Generative AI Streamlines B2B eCommerce by Clearing Back-End Bottlenecks 

Personalization will always win vis-à-vis a one-size-fits-all approach.

And that is increasingly true, even across commercial and B2B engagements. 

But an effective program that leverages contextual clues to provide a bespoke experience is a heavy technical and cost lift — even across consumer-focused digital platforms, let alone commercial-centric ones. 

Enter: the game-changing capabilities of generative artificial intelligence (AI). 

In a world where messy data plagues the products we buy, generative AI can now generate new attributes and correct existing ones.

“Wrongly tagged items were a really difficult problem to solve — at least in the past. But the advent of generative AI has proven to a be a really good use case when applied to this area,” Eli Finkelshteyn, CEO and co-founder of eCommerce search and discovery process solution Constructor, tells PYMNTS. 

By seamlessly integrating with upstream systems, AI solutions offer a minimal technical lift for existing customers, making this an attractive option for eCommerce platforms looking to win share from businesses across industries.

“A lot of the time you’ll find useful hints about attributes that should exist in something like a description or other textual data,” Finkelshteyn explains. “The AI can figure out from the context, mixed with visual data and clickstream latent attributes, that are missing or were tagged incorrectly.”

AI solutions particularly shine in B2B use cases. 

Read moreWhy B2B Tech Will Drive the Next Innovation Cycle

B2B Tomorrow Looks a Lot Like B2C Today

“A lot of B2B catalogs, they tend to be very large, and the data is typically tagged by humans. And especially when you’re talking about third parties doing it, there’s going to be a lot of messiness there,” says Finkelshteyn. “Nobody’s going to go through and manually curate 40 million of these, especially for some of these larger commercial datasets.”

It just makes a whole lot more sense to have AI solve that problem for you and do 90, 95% of the work, he adds.

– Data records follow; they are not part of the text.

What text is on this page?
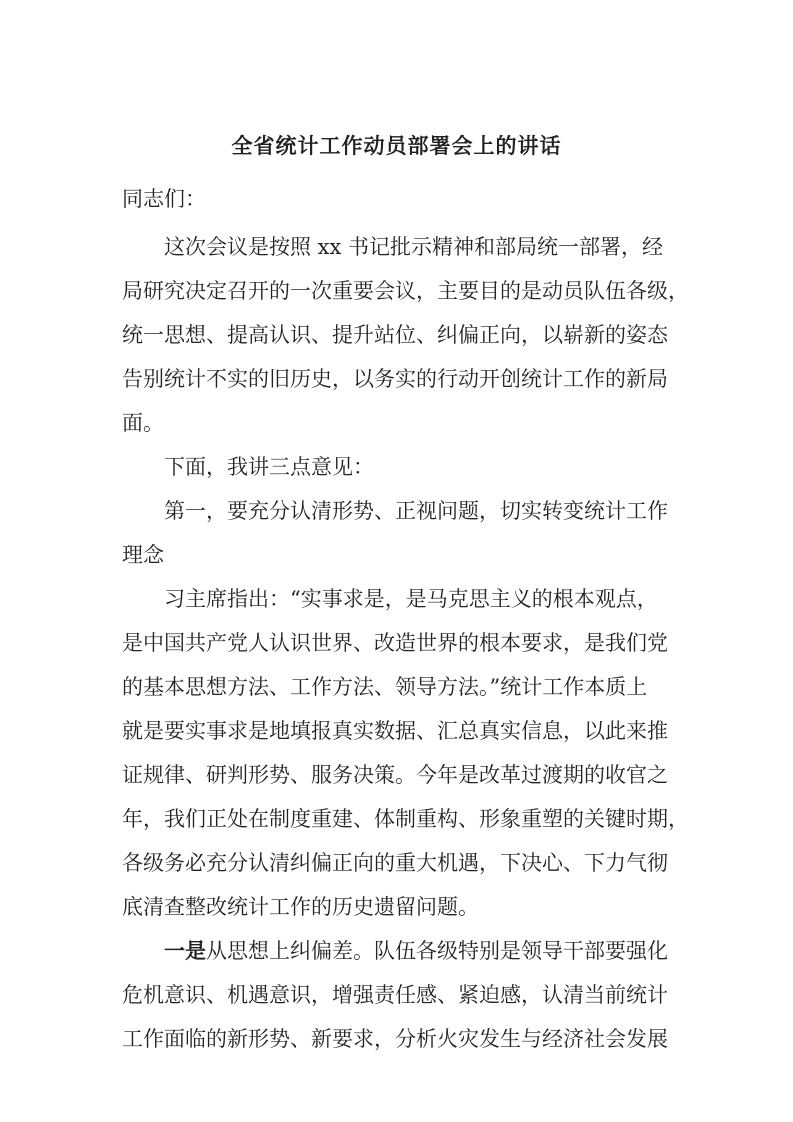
全省统计工作动员部署会上的讲话
同志们：
这次会议是按照 xx 书记批示精神和部局统一部署，经
局研究决定召开的一次重要会议，主要目的是动员队伍各级，
统一思想、提高认识、提升站位、纠偏正向，以崭新的姿态
告别统计不实的旧历史，以务实的行动开创统计工作的新局
面。
下面，我讲三点意见：
第一，要充分认清形势、正视问题，切实转变统计工作
理念
习主席指出：“实事求是，是马克思主义的根本观点，
是中国共产党人认识世界、改造世界的根本要求，是我们党
的基本思想方法、工作方法、领导方法。”统计工作本质上
就是要实事求是地填报真实数据、汇总真实信息，以此来推
证规律、研判形势、服务决策。今年是改革过渡期的收官之
年，我们正处在制度重建、体制重构、形象重塑的关键时期，
各级务必充分认清纠偏正向的重大机遇，下决心、下力气彻
底清查整改统计工作的历史遗留问题。
一是从思想上纠偏差。队伍各级特别是领导干部要强化
危机意识、机遇意识，增强责任感、紧迫感，认清当前统计
工作面临的新形势、新要求，分析火灾发生与经济社会发展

By analyzing clickstream data and learning from customer behavior, AI can adapt and improve its search filters and results over time. This dynamic approach ensures that what commercial customers are seeing as they search remains relevant and effective in meeting their needs. 

“B2B has needed to put up with bad software for a long time, or one-size-fits-all software, that wasn’t really built for them,” says Finkelshteyn.

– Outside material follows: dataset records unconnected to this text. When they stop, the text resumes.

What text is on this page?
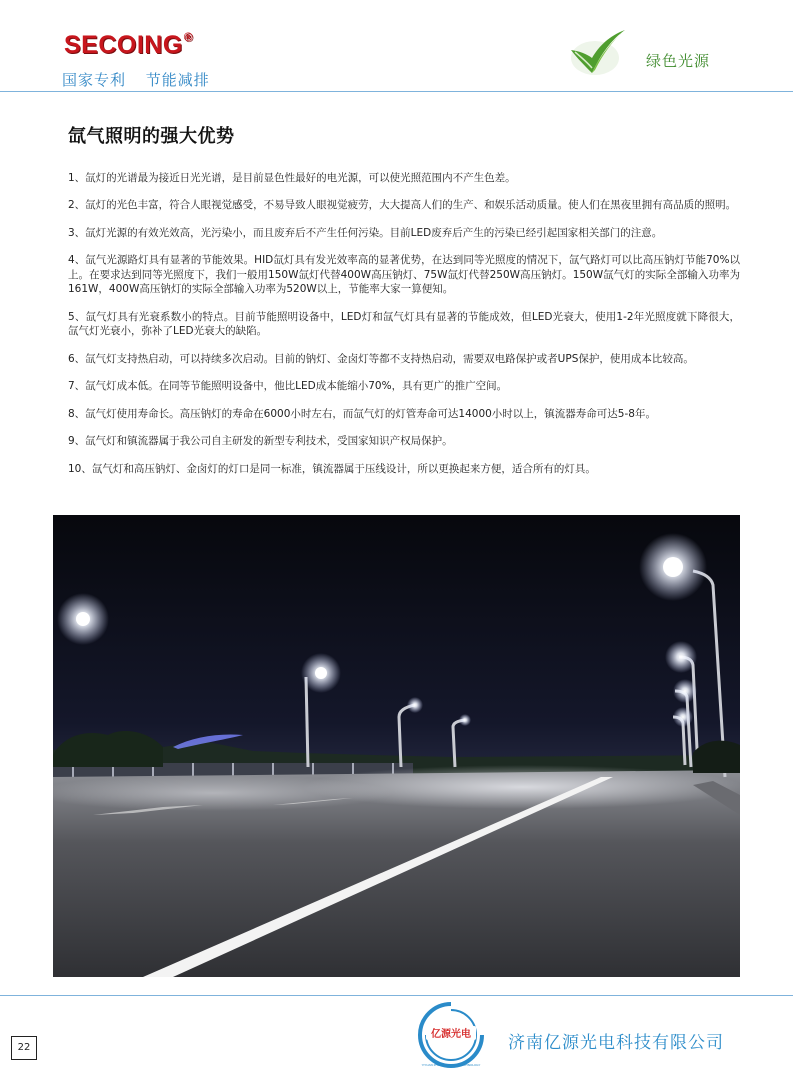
SECOING®
国家专利 节能减排
绿色光源
氙气照明的强大优势

1、氙灯的光谱最为接近日光光谱，是目前显色性最好的电光源，可以使光照范围内不产生色差。

2、氙灯的光色丰富，符合人眼视觉感受，不易导致人眼视觉疲劳，大大提高人们的生产、和娱乐活动质量。使人们在黑夜里拥有高品质的照明。

3、氙灯光源的有效光效高，光污染小，而且废弃后不产生任何污染。目前LED废弃后产生的污染已经引起国家相关部门的注意。

4、氙气光源路灯具有显著的节能效果。HID氙灯具有发光效率高的显著优势，在达到同等光照度的情况下，氙气路灯可以比高压钠灯节能70%以上。在要求达到同等光照度下，我们一般用150W氙灯代替400W高压钠灯、75W氙灯代替250W高压钠灯。150W氙气灯的实际全部输入功率为161W，400W高压钠灯的实际全部输入功率为520W以上，节能率大家一算便知。

5、氙气灯具有光衰系数小的特点。目前节能照明设备中，LED灯和氙气灯具有显著的节能成效，但LED光衰大，使用1-2年光照度就下降很大，氙气灯光衰小，弥补了LED光衰大的缺陷。

6、氙气灯支持热启动，可以持续多次启动。目前的钠灯、金卤灯等都不支持热启动，需要双电路保护或者UPS保护，使用成本比较高。

7、氙气灯成本低。在同等节能照明设备中，他比LED成本能缩小70%，具有更广的推广空间。

8、氙气灯使用寿命长。高压钠灯的寿命在6000小时左右，而氙气灯的灯管寿命可达14000小时以上，镇流器寿命可达5-8年。

9、氙气灯和镇流器属于我公司自主研发的新型专利技术，受国家知识产权局保护。

10、氙气灯和高压钠灯、金卤灯的灯口是同一标准，镇流器属于压线设计，所以更换起来方便，适合所有的灯具。

22
亿源光电
YIYUAN PHOTOELECTRIC TECHNOLOGY
济南亿源光电科技有限公司
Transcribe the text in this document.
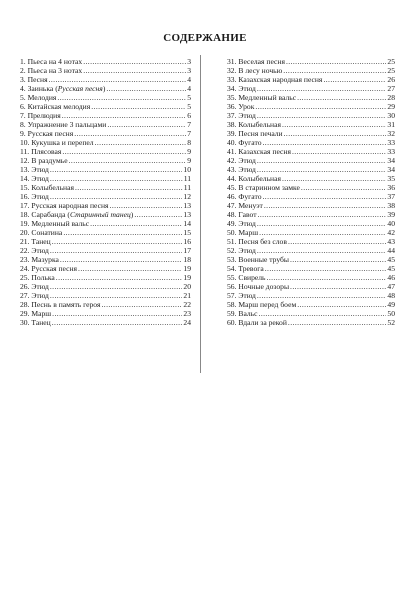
СОДЕРЖАНИЕ
1. Пьеса на 4 нотах .....	3
2. Пьеса на 3 нотах .....	3
3. Песня .....	4
4. Заинька (Русская песня) .....	4
5. Мелодия .....	5
6. Китайская мелодия .....	5
7. Прелюдия .....	6
8. Упражнение 3 пальцами .....	7
9. Русская песня .....	7
10. Кукушка и перепел .....	8
11. Плясовая .....	9
12. В раздумье .....	9
13. Этюд .....	10
14. Этюд .....	11
15. Колыбельная .....	11
16. Этюд .....	12
17. Русская народная песня .....	13
18. Сарабанда (Старинный танец) .....	13
19. Медленный вальс .....	14
20. Сонатина .....	15
21. Танец .....	16
22. Этюд .....	17
23. Мазурка .....	18
24. Русская песня .....	19
25. Полька .....	19
26. Этюд .....	20
27. Этюд .....	21
28. Песнь в память героя .....	22
29. Марш .....	23
30. Танец .....	24
31. Веселая песня .....	25
32. В лесу ночью .....	25
33. Казахская народная песня .....	26
34. Этюд .....	27
35. Медленный вальс .....	28
36. Урок .....	29
37. Этюд .....	30
38. Колыбельная .....	31
39. Песня печали .....	32
40. Фугато .....	33
41. Казахская песня .....	33
42. Этюд .....	34
43. Этюд .....	34
44. Колыбельная .....	35
45. В старинном замке .....	36
46. Фугато .....	37
47. Менуэт .....	38
48. Гавот .....	39
49. Этюд .....	40
50. Марш .....	42
51. Песня без слов .....	43
52. Этюд .....	44
53. Военные трубы .....	45
54. Тревога .....	45
55. Свирель .....	46
56. Ночные дозоры .....	47
57. Этюд .....	48
58. Марш перед боем .....	49
59. Вальс .....	50
60. Вдали за рекой .....	52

PYMNTS has long been tracking how today’s B2B tech innovations, which are inherently meant to organize information and better structure previously unorganized relationships, are now allowing firms involved to capture easy-win efficiencies that have historically been lost among legacy inefficiencies and manually reliant procedural gaps.

“AI shopping assistance, for example. I think that there’s a lot of potential promise there [for B2B]. It’ll be more a question of what’s the right user interface, and will users actually want to use those, and will they find it to be an easier and better experience than traditional search? I think the jury’s out, and we’ll see,” Finkelshteyn explains.

Read moreThe Trickledown Consumerization of B2B Payments Helps Firms Win Business

The Devil Is in the Data

If the world’s ongoing digitization has just one transformative impact, it’s that it is continually evolving the digital B2B marketplaces organizations use to meet their needs. 

But while removing legacy bottlenecks along the B2B journey is emerging as a key competitive differentiator for both buyers and suppliers, there remain no shortage of bottlenecks that still need to be plucked out of the process. 

“Right now, when that data is incorrect, it largely falls on the site merchants to fix. These are incredibly smart people who understand their businesses very well, and they could be doing strategic work. And instead, they’re correcting colors from green to yellow. That’s not a good use of anybody’s time. Being able to fix that problem for them as much as we can I think is a good thing for everybody involved,” says Finkelshteyn.

With its ability to generate new attributes, correct incorrect ones, and refine search filters and results, AI promises to revolutionize the way businesses handle product data, paving the way for enhanced efficiency and improved commercial customer experiences.

But what does the Constructor CEO think of generative AI more broadly? 

“The number one caution that I’d give to everybody is force companies like mine to prove that the value is actually there. Test the AI, make sure that it’s actually driving the KPIs, what is being promised — I think that will be what keeps generative AI from being a hype cycle that eventually ends, to AI being something that leads to actual, very real benefits across the marketplace,” Finkelshteyn says.